I have been googling a bit but didn't find anything that specifically addresses Unicode in Xaw. Here's a good FAQ on the whole topic of utf8 and Unicode in Unix/Linux, though:  http://www.cl.cam.ac.uk/~mgk25/unicode.html

On Tue, May 17, 2011 at 2:54 AM, h.g. muller <address@hidden> wrote:
At 01:13 17-5-2011 -0700, Tim Mann wrote:
p.s. I just tried, and editing the .xboardrc file to change the fonts from iso8846 to iso10646 did NOT fix the broken umlauts. So there is more to that problem.

I don't really know anything about X-fonts, but apparently iso10646 and such stands for an encodings, and neither encoding is apparently UTF-8.

To get it working, two conditions must be satisfied:
*) The font must define the relevant glyphs
*) The strings must be presented to the renderng agent in the encoding the latter expects (presumably defined by the selected font).

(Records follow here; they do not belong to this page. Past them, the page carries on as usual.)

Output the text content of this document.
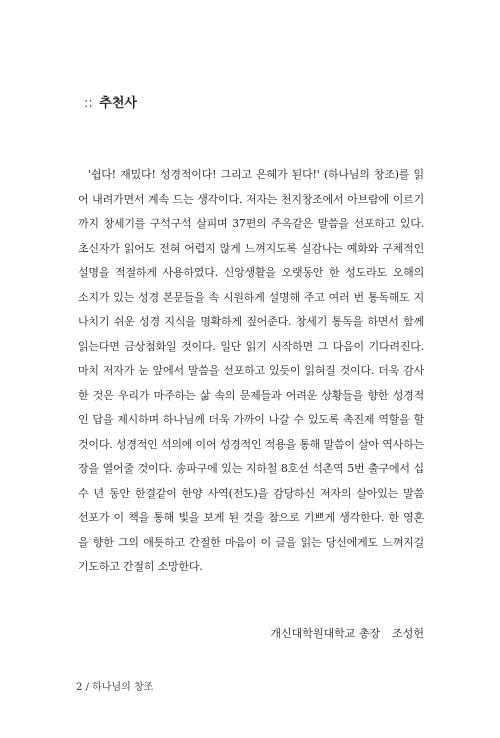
:: 추천사
'쉽다! 재밌다! 성경적이다! 그리고 은혜가 된다!' (하나님의 창조)를 읽
어 내려가면서 계속 드는 생각이다. 저자는 천지창조에서 아브람에 이르기
까지 창세기를 구석구석 살피며 37편의 주옥같은 말씀을 선포하고 있다.
초신자가 읽어도 전혀 어렵지 않게 느껴지도록 실감나는 예화와 구체적인
설명을 적절하게 사용하였다. 신앙생활을 오랫동안 한 성도라도 오해의
소지가 있는 성경 본문들을 속 시원하게 설명해 주고 여러 번 통독해도 지
나치기 쉬운 성경 지식을 명확하게 짚어준다. 창세기 통독을 하면서 함께
읽는다면 금상첨화일 것이다. 일단 읽기 시작하면 그 다음이 기다려진다.
마치 저자가 눈 앞에서 말씀을 선포하고 있듯이 읽혀질 것이다. 더욱 감사
한 것은 우리가 마주하는 삶 속의 문제들과 어려운 상황들을 향한 성경적
인 답을 제시하며 하나님께 더욱 가까이 나갈 수 있도록 촉진제 역할을 할
것이다. 성경적인 석의에 이어 성경적인 적용을 통해 말씀이 살아 역사하는
장을 열어줄 것이다. 송파구에 있는 지하철 8호선 석촌역 5번 출구에서 십
수 년 동안 한결같이 한양 사역(전도)을 감당하신 저자의 살아있는 말씀
선포가 이 책을 통해 빛을 보게 된 것을 참으로 기쁘게 생각한다. 한 영혼
을 향한 그의 애틋하고 간절한 마음이 이 글을 읽는 당신에게도 느껴지길
기도하고 간절히 소망한다.
개신대학원대학교 총장 조성헌
2 / 하나님의 창조
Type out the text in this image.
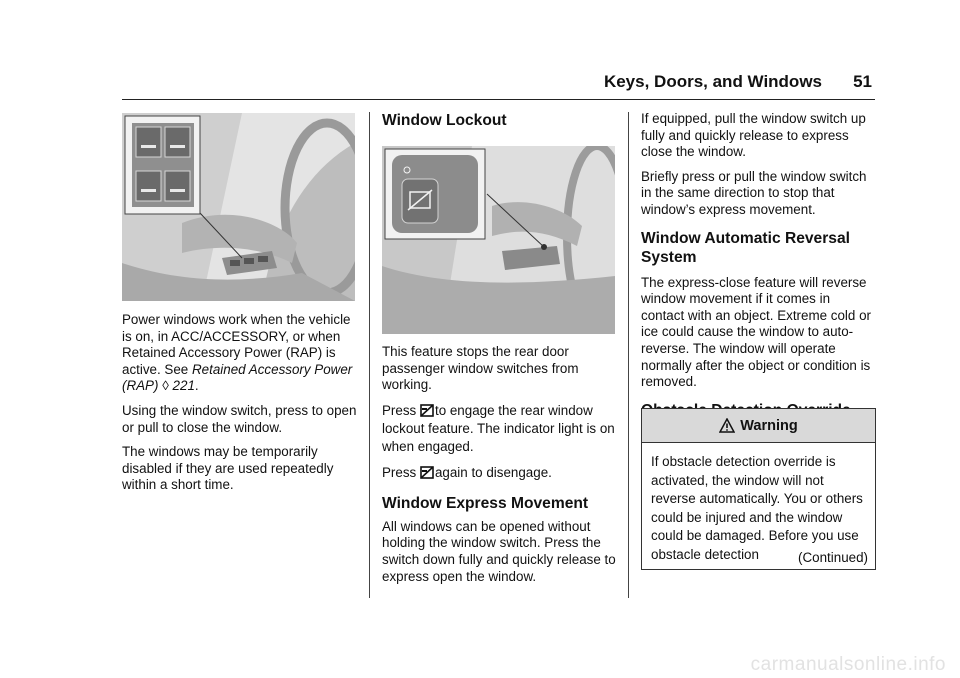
Keys, Doors, and Windows 51

Power windows work when the vehicle is on, in ACC/ACCESSORY, or when Retained Accessory Power (RAP) is active. See Retained Accessory Power (RAP) ◊ 221.

Using the window switch, press to open or pull to close the window.

The windows may be temporarily disabled if they are used repeatedly within a short time.

Window Lockout

This feature stops the rear door passenger window switches from working.

Press to engage the rear window lockout feature. The indicator light is on when engaged.

Press again to disengage.

Window Express Movement

All windows can be opened without holding the window switch. Press the switch down fully and quickly release to express open the window.

If equipped, pull the window switch up fully and quickly release to express close the window.

Briefly press or pull the window switch in the same direction to stop that window’s express movement.

Window Automatic Reversal System

The express-close feature will reverse window movement if it comes in contact with an object. Extreme cold or ice could cause the window to auto-reverse. The window will operate normally after the object or condition is removed.

Warning
If obstacle detection override is activated, the window will not reverse automatically. You or others could be injured and the window could be damaged. Before you use obstacle detection	(Continued)
carmanualsonline.info
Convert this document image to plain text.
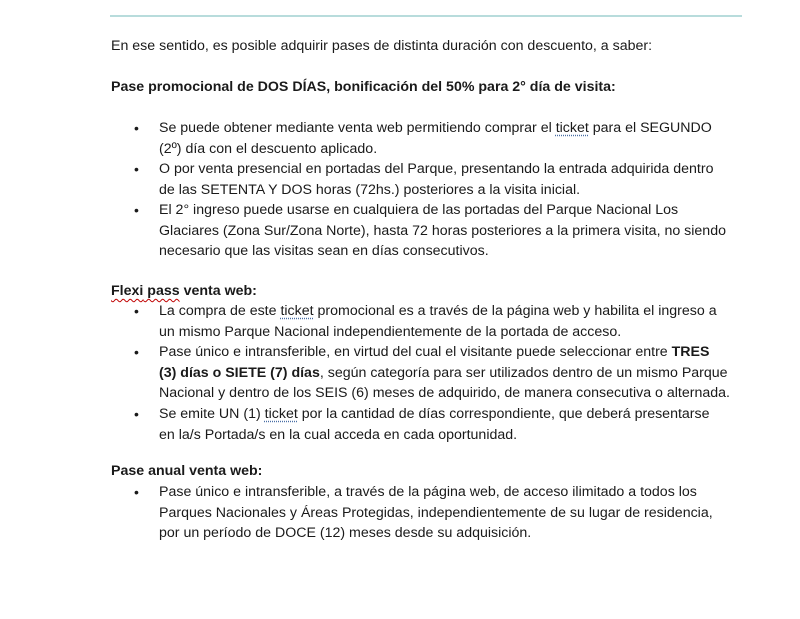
En ese sentido, es posible adquirir pases de distinta duración con descuento, a saber:
Pase promocional de DOS DÍAS, bonificación del 50% para 2° día de visita:
• Se puede obtener mediante venta web permitiendo comprar el ticket para el SEGUNDO
(2º) día con el descuento aplicado.
• O por venta presencial en portadas del Parque, presentando la entrada adquirida dentro
de las SETENTA Y DOS horas (72hs.) posteriores a la visita inicial.
• El 2° ingreso puede usarse en cualquiera de las portadas del Parque Nacional Los
Glaciares (Zona Sur/Zona Norte), hasta 72 horas posteriores a la primera visita, no siendo
necesario que las visitas sean en días consecutivos.
Flexi pass venta web:
• La compra de este ticket promocional es a través de la página web y habilita el ingreso a
un mismo Parque Nacional independientemente de la portada de acceso.
• Pase único e intransferible, en virtud del cual el visitante puede seleccionar entre TRES
(3) días o SIETE (7) días, según categoría para ser utilizados dentro de un mismo Parque
Nacional y dentro de los SEIS (6) meses de adquirido, de manera consecutiva o alternada.
• Se emite UN (1) ticket por la cantidad de días correspondiente, que deberá presentarse
en la/s Portada/s en la cual acceda en cada oportunidad.
Pase anual venta web:
• Pase único e intransferible, a través de la página web, de acceso ilimitado a todos los
Parques Nacionales y Áreas Protegidas, independientemente de su lugar de residencia,
por un período de DOCE (12) meses desde su adquisición.
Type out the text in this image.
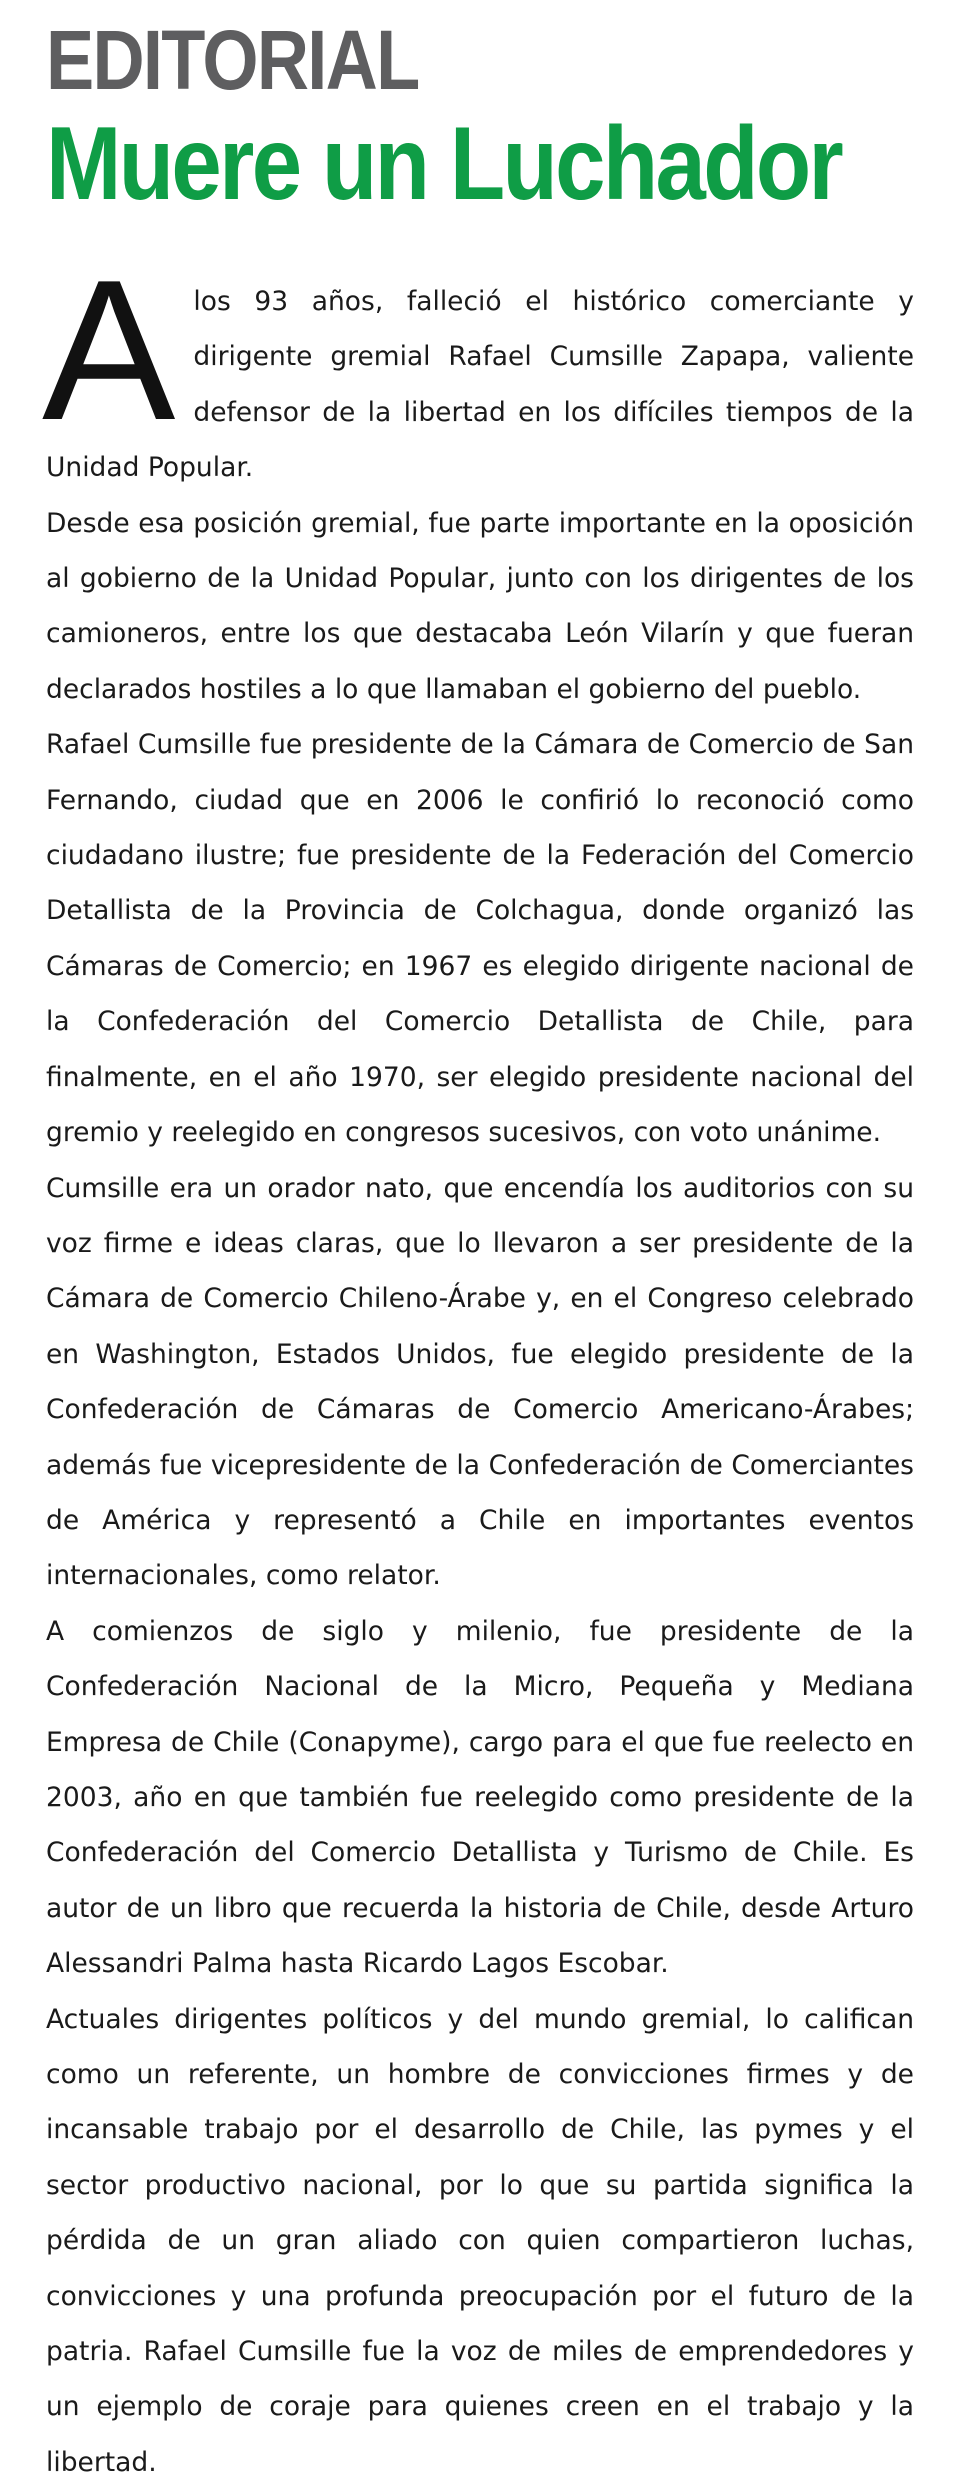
EDITORIAL
Muere un Luchador

Alos 93 años, falleció el histórico comerciante y dirigente gremial Rafael Cumsille Zapapa, valiente defensor de la libertad en los difíciles tiempos de la Unidad Popular.

Desde esa posición gremial, fue parte importante en la oposición al gobierno de la Unidad Popular, junto con los dirigentes de los camioneros, entre los que destacaba León Vilarín y que fueran declarados hostiles a lo que llamaban el gobierno del pueblo.

Rafael Cumsille fue presidente de la Cámara de Comercio de San Fernando, ciudad que en 2006 le confirió lo reconoció como ciudadano ilustre; fue presidente de la Federación del Comercio Detallista de la Provincia de Colchagua, donde organizó las Cámaras de Comercio; en 1967 es elegido dirigente nacional de la Confederación del Comercio Detallista de Chile, para finalmente, en el año 1970, ser elegido presidente nacional del gremio y reelegido en congresos sucesivos, con voto unánime.

Cumsille era un orador nato, que encendía los auditorios con su voz firme e ideas claras, que lo llevaron a ser presidente de la Cámara de Comercio Chileno-Árabe y, en el Congreso celebrado en Washington, Estados Unidos, fue elegido presidente de la Confederación de Cámaras de Comercio Americano-Árabes; además fue vicepresidente de la Confederación de Comerciantes de América y representó a Chile en importantes eventos internacionales, como relator.

A comienzos de siglo y milenio, fue presidente de la Confederación Nacional de la Micro, Pequeña y Mediana Empresa de Chile (Conapyme), cargo para el que fue reelecto en 2003, año en que también fue reelegido como presidente de la Confederación del Comercio Detallista y Turismo de Chile. Es autor de un libro que recuerda la historia de Chile, desde Arturo Alessandri Palma hasta Ricardo Lagos Escobar.

Actuales dirigentes políticos y del mundo gremial, lo califican como un referente, un hombre de convicciones firmes y de incansable trabajo por el desarrollo de Chile, las pymes y el sector productivo nacional, por lo que su partida significa la pérdida de un gran aliado con quien compartieron luchas, convicciones y una profunda preocupación por el futuro de la patria. Rafael Cumsille fue la voz de miles de emprendedores y un ejemplo de coraje para quienes creen en el trabajo y la libertad.
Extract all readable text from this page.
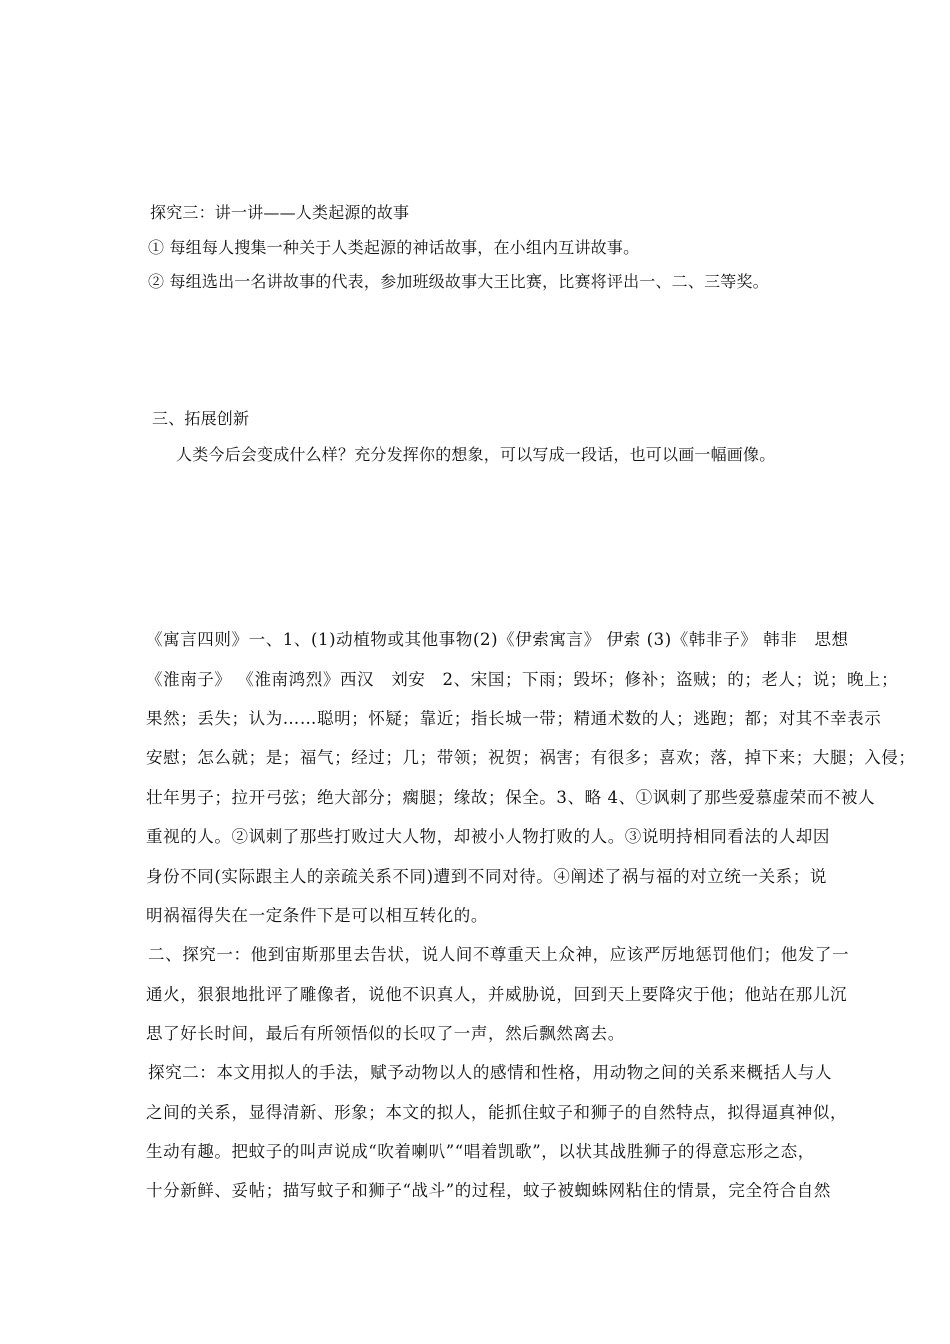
探究三：讲一讲——人类起源的故事
① 每组每人搜集一种关于人类起源的神话故事，在小组内互讲故事。
② 每组选出一名讲故事的代表，参加班级故事大王比赛，比赛将评出一、二、三等奖。
三、拓展创新
人类今后会变成什么样？充分发挥你的想象，可以写成一段话，也可以画一幅画像。
《寓言四则》一、1、(1)动植物或其他事物(2)《伊索寓言》 伊索 (3)《韩非子》 韩非　思想
《淮南子》 《淮南鸿烈》西汉　刘安　2、宋国；下雨；毁坏；修补；盗贼；的；老人；说；晚上；
果然；丢失；认为……聪明；怀疑；靠近；指长城一带；精通术数的人；逃跑；都；对其不幸表示
安慰；怎么就；是；福气；经过；几；带领；祝贺；祸害；有很多；喜欢；落，掉下来；大腿；入侵；
壮年男子；拉开弓弦；绝大部分；瘸腿；缘故；保全。3、略 4、①讽刺了那些爱慕虚荣而不被人
重视的人。②讽刺了那些打败过大人物，却被小人物打败的人。③说明持相同看法的人却因
身份不同(实际跟主人的亲疏关系不同)遭到不同对待。④阐述了祸与福的对立统一关系；说
明祸福得失在一定条件下是可以相互转化的。
二、探究一：他到宙斯那里去告状，说人间不尊重天上众神，应该严厉地惩罚他们；他发了一
通火，狠狠地批评了雕像者，说他不识真人，并威胁说，回到天上要降灾于他；他站在那儿沉
思了好长时间，最后有所领悟似的长叹了一声，然后飘然离去。
探究二：本文用拟人的手法，赋予动物以人的感情和性格，用动物之间的关系来概括人与人
之间的关系，显得清新、形象；本文的拟人，能抓住蚊子和狮子的自然特点，拟得逼真神似，
生动有趣。把蚊子的叫声说成“吹着喇叭”“唱着凯歌”，以状其战胜狮子的得意忘形之态，
十分新鲜、妥帖；描写蚊子和狮子“战斗”的过程，蚊子被蜘蛛网粘住的情景，完全符合自然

I get the impression that the fonts defining the relevant glyphs for some languages are only available in encodings different from UTF-8. This does not need to be fatal; it merely means that the po files should be adapted to use the encodings available in one of the fonts available for the target language, and that the user should be advised to specify that font with XBoard.

It should be easy enough to obtain a po file in another encoding. There are several inconveniences though: different strings in the po files will use different fonts, and thus might need different encodings. Window titles, for instance, are rendered by the window manager, which apparently is using UTF-8 (considering the screenshots of the Russian translation on WinBoard forum, http://www.open-aurec.com/wbforum/viewtopic.php?f=19&t=51772 ). So we would have to figure out which messages are window titles, and put those in different encodings in the po file. The same potentially holds for strings rendered in the clock and coords font, but there are only a handful of those.

It would be much nicer if we could select a font based on the availability of glyphs, let XBoard note what encoding it is in, and then let it apply a recoding to it before the font is rendered. I.e. redefine the _(s) macro not as gettext(s), but as recode(fromEncoding, toEncoding, gettext(s)) . Where the fromEncoding would always be UTF-8, so the po files could be maintained in UTF-8.